Ma se i progetti pilota sono eccellenti e necessari, "non possiamo limitarci a pensare a livello locale”, ha sottolineato la Kroes. “Dobbiamo porre fine alla frammentazione delle nostre iniziative e delle nostre risorse allargandole a livello europeo”.

Sarà necessario a tal fine fornire alla comunità di ricercatori e innovatori europei una piattaforma che consente sperimentazioni su vasca scala e la valutazione delle applicazioni dei servizi smart in condizioni reali. Il Future Internet PPP porta questo approccio ancora un passo avanti, avvicinando la ricerca all’innovazione e spingendo alla collaborazione tra i diversi Paesi europei.
“Con la Future Internet PPP vogliamo fornire una piattaforma di comunicazione e calcolo aperta e versatile”, ha spiegato la Kroes. “L’apertura è centrale per il successo dell’iniziativa.
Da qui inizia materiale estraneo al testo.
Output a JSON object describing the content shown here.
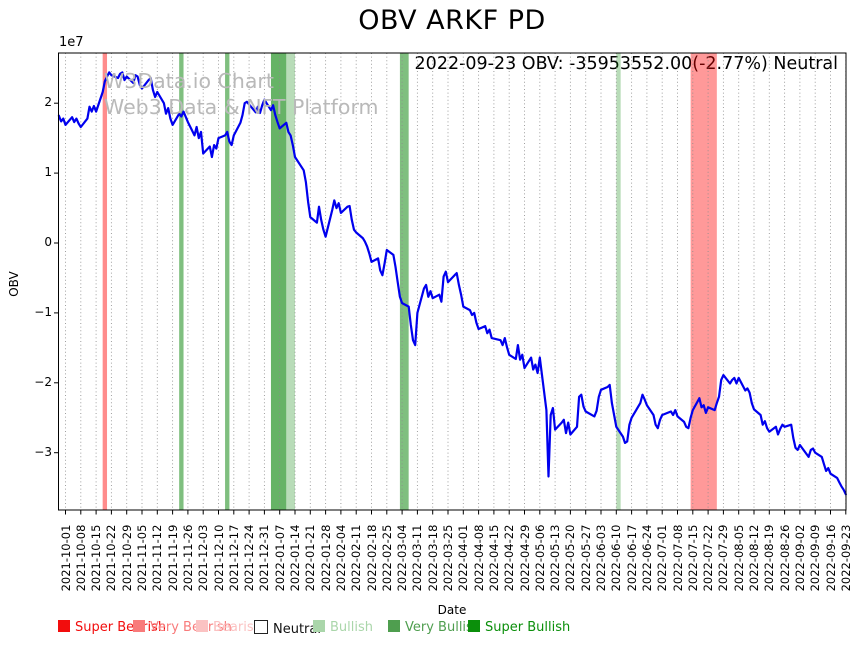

Il PPP contempla diversi casi d’uso, non solo nel settore Ict. Per esempio coinvolge nuovi attori nella catena del valore di Internet, come gli operatori sanitari, le aziende dei trasporti, le utility”.

Il settore pubblico svolgerà il ruolo di catalizzatore. Perciò gli enti pubblici hanno una responsabilità nel definire e scegliere gli standard. “Ritengo che debbano usare il proprio potere per assicuare l’apertura delle piattaforme, l’unica che garantisca anche l’innovazione che sale direttamente dagli utenti”, ha affermato la Kroes. “Queste sono le condizioni per il successo della Future Internet PPP e sappiamo che l’industria appoggia il nostro modello. Il passo successivo è un processo condiviso in cui la conoscenza è messa a disposizione di tutti in maniera aperta e trasparente per sviluppare prodotti e servizi Internet-based sulla nuova piattaforma”.

Il Future Internet PPP è implementato all’interno del programma quadro dell’Ue per la ricerca che prevede anche una serie di norme sulla protezione della proprietà intellettuale. Perciò la conoscenza prodotta sarà principalmente usata da chi partecipa alle iniziative, ma le specifiche della piattaforma saranno contenute in documenti tecnici e potranno essere usate da terze parti a condizioni eque e non discriminatorie. I fondi verranno assegnati entro Pasqua 2011, ha promesso la Kroes: “Si tratta di circa 300 milioni di euro, che possono sembrare una goccia nell’oceano di Internet, ma sono sufficienti per creare una dinamica molto positiva tra gli innovatori di Internet europei”.